Painted in 1893, Vue de ma fenêtre, inondation, effet de soir, Eragny is one of a group of pictures in which Pissarro recorded the flooding of the Epte from his room on the second floor of his home at Eragny. Many of the motifs contained within this landscape are those that feature in his most imspired works from the years he spent in Eragny. Indeed, in its inclusion of the walls of his garden, the apple tree and even the church in the distance, this picture serves as a form of key to his locality.

In this picture, the position of the artist is reflected in the fact that the landscape is viewed from above, raising the horizon and thereby filling most of the canvas with the details of the greenery, the trees and the garden, filled with water. The composition comprises a group of almost formal areas, with the bars of the walls forming strong horizontals and diagonals. Meanwhile, the brushwork, with flecks of different colours being used to depict the various effects, for instance the lilacs and light yellows that have been used to give such weight to the sky, or the flickers of green and blue within the roof to the lower left, reveal the importance of Divisionism and Neo-Impressionism during this time, the latter movement being one with which Pissarro became an adopted elder statesman. Yet there is a freshness to the application of the paint which speaks of his Impressionist origins, as does his fascination with this scene. Indeed, the freer brushwork is made all the more clear by comparison with an earlier view from his window, painted in 1886, which was created in a Pointillist manner.

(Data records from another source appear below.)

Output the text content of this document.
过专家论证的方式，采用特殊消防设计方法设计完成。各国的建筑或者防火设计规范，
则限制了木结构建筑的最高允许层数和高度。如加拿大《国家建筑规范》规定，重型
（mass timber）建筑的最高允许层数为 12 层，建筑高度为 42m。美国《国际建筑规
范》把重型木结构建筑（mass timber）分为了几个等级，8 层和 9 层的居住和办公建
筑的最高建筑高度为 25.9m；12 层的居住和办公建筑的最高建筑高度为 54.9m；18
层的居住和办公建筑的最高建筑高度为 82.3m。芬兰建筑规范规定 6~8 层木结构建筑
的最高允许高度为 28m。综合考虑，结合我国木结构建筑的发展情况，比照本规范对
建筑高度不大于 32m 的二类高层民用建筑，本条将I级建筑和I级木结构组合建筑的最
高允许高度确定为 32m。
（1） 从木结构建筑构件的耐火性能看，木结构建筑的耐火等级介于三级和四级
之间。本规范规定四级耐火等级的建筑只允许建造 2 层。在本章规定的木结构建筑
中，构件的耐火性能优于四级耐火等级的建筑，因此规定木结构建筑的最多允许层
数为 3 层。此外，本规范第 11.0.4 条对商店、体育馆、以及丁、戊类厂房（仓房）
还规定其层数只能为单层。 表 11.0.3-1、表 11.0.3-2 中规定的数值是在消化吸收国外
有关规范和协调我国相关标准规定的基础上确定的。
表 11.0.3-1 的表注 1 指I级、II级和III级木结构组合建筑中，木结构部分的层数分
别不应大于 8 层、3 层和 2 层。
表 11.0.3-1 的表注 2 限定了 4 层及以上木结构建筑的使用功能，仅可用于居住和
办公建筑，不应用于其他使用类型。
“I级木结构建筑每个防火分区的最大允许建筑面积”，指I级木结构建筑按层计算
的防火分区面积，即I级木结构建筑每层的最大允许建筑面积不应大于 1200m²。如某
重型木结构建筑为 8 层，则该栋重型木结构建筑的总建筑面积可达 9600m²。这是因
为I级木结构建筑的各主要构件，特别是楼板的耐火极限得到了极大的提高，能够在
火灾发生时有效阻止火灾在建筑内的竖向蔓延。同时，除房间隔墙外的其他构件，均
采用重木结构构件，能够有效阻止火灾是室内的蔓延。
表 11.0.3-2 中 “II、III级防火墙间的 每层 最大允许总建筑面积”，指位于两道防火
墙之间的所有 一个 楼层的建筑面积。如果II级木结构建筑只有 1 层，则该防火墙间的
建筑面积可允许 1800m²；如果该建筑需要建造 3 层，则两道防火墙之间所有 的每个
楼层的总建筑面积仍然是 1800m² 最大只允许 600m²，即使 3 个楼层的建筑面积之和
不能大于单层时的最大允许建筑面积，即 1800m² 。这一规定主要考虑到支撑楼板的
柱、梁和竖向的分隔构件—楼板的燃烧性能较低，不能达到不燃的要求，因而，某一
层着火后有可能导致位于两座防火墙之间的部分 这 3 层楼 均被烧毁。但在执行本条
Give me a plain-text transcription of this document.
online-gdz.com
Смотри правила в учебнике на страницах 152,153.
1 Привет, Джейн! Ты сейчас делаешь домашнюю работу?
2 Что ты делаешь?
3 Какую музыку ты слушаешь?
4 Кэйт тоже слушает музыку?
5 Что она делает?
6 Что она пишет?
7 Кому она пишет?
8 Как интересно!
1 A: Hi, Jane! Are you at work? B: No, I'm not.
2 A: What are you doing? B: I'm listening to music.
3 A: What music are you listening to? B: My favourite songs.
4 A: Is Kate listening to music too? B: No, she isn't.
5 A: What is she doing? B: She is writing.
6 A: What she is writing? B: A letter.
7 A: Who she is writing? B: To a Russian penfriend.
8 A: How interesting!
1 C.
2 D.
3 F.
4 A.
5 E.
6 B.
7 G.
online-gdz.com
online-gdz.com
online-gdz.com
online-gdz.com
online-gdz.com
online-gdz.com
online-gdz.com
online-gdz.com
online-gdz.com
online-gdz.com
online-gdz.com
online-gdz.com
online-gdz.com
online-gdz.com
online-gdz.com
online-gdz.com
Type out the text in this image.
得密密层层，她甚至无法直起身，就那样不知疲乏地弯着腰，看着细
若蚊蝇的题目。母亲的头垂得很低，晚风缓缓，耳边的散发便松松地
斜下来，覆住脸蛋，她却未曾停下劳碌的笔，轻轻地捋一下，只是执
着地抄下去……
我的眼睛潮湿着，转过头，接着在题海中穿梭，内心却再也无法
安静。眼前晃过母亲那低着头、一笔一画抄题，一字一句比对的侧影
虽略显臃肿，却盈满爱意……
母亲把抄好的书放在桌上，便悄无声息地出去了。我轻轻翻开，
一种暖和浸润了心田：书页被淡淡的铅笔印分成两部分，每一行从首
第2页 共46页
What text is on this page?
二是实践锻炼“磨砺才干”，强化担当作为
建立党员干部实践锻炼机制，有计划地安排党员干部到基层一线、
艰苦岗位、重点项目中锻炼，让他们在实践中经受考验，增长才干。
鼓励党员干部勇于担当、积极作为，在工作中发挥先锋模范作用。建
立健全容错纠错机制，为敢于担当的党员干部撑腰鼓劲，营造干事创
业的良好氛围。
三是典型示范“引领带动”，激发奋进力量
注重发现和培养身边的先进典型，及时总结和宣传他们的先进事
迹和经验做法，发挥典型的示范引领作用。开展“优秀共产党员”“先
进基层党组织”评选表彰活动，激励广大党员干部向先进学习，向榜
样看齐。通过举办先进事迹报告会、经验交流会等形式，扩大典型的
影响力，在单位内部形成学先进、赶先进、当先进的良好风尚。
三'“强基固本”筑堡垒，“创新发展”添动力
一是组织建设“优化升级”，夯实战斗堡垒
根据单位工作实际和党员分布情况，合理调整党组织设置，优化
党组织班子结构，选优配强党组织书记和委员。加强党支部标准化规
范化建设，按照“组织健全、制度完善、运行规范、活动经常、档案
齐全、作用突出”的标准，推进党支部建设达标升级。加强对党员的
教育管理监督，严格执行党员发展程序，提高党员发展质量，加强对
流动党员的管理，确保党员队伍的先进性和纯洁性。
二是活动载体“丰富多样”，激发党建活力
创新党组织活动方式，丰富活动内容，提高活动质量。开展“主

Vue de ma fenêtre, inondation, effet de soir, Eragny featured in Pissarro's important second one-man exhibition at Durand-Ruel's gallery later in 1893. The exhibition was a success, with a good amount of supportive criticism; it was all the more impressive as most of the works were purchased by his dealer, resulting in a windfall. Pissarro's success during this period allowed him to purchase his home at Eragny, a move which comforted his wife greatly, as she was very fond of the peace, and she needed stability after the very peripatetic early years of their marriage. It also allowed the artist to create a new studio in the grounds, a process that resulted in the demolition of the wall shown to the lower left, later in the same year.